Besides acquisitions, revenues, up more than 100% since 2012, over the last few years have benefited from regulatory changes in the U.S., including the Affordable Care Act, and new programs in Australia and the U.K. Lately, much of the Long thesis relied on growth driven by the U.K. HAAS (health assessment advisory service) contract and new work as well as expansion of existing contracts in the U.S., but the recent developments seem to be putting a spanner in the plans.

U.K. Health Assessment Advisory Service contract - a problem spot

The HAAS contract, which started in fiscal 2015, has been the biggest growth driver for the Health Services business, which constitutes more than 50% of the total mix and is growing much faster than the consolidated revenues on an organic basis.

For a while, investors have been concerned about the impact of a slower ramp, weak volumes and reduced contribution from the HAAS contract, especially against high hopes from the contract. Even though the company has recently completed contract modifications, including performance benchmarks, face-to-face assessments and the usual end of contract year modifications, the changes seem to be a case of too little and too late. Reducing revenue guidance and tightening of EPS guidance may have helped only so much. Financially, the last quarter results benefited from a pickup of a few million dollars of out-of-period revenue and income, but the modifications are expected to lower the future revenue run rates.

Considering the importance of the HAAS contract as a growth driver and investors' expectations, the Brexit seems to have added an additional layer of the regulatory risk, which was already increasing for the company in other geographies.

Issues other than HAAS may also continue to pose challenges

Besides the HAAS contract, there are other issues that may continue to act as negative catalysts and top among those issues is the lack of clarity on the Fit-For-Work contract in the U.K. The Fit-For-Work contract that started in the fiscal year 2015 has failed to deliver on the volume front, while the company has incurred costs. Even though the company has repeatedly talked about exploring right sizing or terminating the contract, there is limited evidence to ease the investor concerns. The Australian business is also struggling in terms of volumes, even though the program is profitable.

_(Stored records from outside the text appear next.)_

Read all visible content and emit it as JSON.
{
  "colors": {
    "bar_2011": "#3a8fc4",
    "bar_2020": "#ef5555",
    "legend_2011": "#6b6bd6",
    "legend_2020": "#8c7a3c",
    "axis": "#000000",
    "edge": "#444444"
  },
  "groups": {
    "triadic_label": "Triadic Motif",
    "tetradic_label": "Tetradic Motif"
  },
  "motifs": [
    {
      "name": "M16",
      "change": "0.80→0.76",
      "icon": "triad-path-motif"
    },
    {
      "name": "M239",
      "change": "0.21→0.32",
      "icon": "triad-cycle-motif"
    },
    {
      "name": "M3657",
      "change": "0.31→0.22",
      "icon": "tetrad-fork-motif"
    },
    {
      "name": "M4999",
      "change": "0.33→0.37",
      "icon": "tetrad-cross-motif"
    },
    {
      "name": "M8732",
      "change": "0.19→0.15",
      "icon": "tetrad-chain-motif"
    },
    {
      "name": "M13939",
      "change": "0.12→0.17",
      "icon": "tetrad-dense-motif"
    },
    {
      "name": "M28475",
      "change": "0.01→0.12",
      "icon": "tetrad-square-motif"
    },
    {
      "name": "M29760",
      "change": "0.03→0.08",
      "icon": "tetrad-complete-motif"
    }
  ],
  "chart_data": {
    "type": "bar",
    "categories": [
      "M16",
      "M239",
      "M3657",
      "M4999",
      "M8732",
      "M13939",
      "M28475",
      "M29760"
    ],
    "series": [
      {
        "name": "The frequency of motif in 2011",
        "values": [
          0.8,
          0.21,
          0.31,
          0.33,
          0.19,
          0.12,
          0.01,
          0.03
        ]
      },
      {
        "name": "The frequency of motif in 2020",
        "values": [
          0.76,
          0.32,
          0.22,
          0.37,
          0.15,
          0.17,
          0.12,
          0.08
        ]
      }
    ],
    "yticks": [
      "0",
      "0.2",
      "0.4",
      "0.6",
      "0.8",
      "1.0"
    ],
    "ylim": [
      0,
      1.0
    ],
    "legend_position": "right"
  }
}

Financially, margins showing hardly any sign of improvement

Operating margins have continued to be a problem, down from almost 14% during 2013 to the expected 10-12% for the current fiscal year, and looking at the health of most contracts, there is limited evidence to suggest that things may improve significantly from current levels. Expectations for margin improvement rest upon the start­up of the new Jobactive contract in Australia, where the volumes have been below expectations.

Disclosure: I/we have no positions in any stocks mentioned, and no plans to initiate any positions within the next 72 hours.

I wrote this article myself, and it expresses my own opinions. I am not receiving compensation for it (other than from Seeking Alpha). I have no business relationship with any company whose stock is mentioned in this article.